La fachada de Santa María del Mar está ahora cubierta en su mitad izquierda por una de esas espesas lonas de obra que la convierte en una escultura de Christo, o quizás en una iglesia tuerta. La pulcra construcción gótica, sin duda la más gentil de Barcelona, es tan femenina que los arcos de la girola parecen formar los pliegues de una falda pétrea, quizás la de la Virgen que protegía de la furia procelosa a los marineros renacentistas y sus embarcaciones. Últimamente es muy visitada gracias al éxito fenomenal de una novela. La comparación de ese relato y su iglesia con otra célebre pareja, la de Nôtre-Dame y Victor Hugo, también invita a imaginar la diferencia entre una doncella levantina y una matrona nórdica.

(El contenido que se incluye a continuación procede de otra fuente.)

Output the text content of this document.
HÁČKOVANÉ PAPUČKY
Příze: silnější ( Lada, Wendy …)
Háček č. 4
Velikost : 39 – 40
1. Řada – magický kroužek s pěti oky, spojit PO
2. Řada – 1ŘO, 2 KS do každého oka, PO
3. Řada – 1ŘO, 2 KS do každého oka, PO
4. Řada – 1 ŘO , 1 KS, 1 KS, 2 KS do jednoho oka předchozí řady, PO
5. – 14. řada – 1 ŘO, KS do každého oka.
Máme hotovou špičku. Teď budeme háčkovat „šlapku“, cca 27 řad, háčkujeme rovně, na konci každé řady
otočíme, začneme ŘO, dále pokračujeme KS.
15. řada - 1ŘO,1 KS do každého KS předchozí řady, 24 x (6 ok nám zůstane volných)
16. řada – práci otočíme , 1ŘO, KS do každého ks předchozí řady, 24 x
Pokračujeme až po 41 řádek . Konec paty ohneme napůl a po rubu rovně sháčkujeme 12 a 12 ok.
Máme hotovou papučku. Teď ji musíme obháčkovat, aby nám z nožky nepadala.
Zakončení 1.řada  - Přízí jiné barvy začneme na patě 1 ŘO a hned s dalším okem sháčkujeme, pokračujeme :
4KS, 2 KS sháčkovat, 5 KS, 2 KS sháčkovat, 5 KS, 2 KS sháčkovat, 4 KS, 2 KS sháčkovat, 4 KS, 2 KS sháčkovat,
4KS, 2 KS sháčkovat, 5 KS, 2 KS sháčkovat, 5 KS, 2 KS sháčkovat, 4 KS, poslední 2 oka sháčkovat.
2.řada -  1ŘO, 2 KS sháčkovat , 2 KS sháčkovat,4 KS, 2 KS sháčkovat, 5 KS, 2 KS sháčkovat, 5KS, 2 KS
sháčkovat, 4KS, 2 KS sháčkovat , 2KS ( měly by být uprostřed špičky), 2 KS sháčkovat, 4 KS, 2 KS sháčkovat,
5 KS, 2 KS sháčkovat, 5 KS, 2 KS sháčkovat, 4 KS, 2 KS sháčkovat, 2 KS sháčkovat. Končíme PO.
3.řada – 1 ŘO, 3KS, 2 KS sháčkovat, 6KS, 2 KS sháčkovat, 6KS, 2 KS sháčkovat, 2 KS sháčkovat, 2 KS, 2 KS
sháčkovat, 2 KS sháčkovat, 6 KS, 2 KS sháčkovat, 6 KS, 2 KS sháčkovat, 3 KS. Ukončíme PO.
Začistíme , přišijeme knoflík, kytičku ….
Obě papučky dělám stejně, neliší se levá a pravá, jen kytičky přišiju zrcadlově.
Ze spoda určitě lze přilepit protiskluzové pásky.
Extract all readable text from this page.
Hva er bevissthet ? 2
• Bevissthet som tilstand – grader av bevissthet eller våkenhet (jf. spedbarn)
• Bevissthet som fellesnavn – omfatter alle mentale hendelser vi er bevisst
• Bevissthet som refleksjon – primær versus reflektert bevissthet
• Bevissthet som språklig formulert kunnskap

    Frente a este monumento en honor de las muchachas vírgenes, tan poderosas hace unos siglos, hay un bar de vinos que también luce un título ilusoriamente religioso, "La Viña del Señor". Podría parecer que se trata de la sagrada viña en cuyas cepas los monjes cristianos velaban la sangre de Cristo, pero no. El tal "señor" es más terrenamente el señor Parellada, propietario y artista de la cocina con establecimiento a cinco minutos andando.

    En esa taberna rica de caldos e inspirada por el efluvio de María del Mar, solíamos juntarnos un grupo de amigos con tanta afición a la tertulia como a la botella. No éramos meros trompetas de serpentina y Asturias patria querida, sino jóvenes vagamente teóricos, muy partidarios de lo que Claudio Rodríguez llamó famosamente el don de la ebriedad. Nos reunimos allí asiduamente hasta que murió nuestro más amado compañero. Luego ya no.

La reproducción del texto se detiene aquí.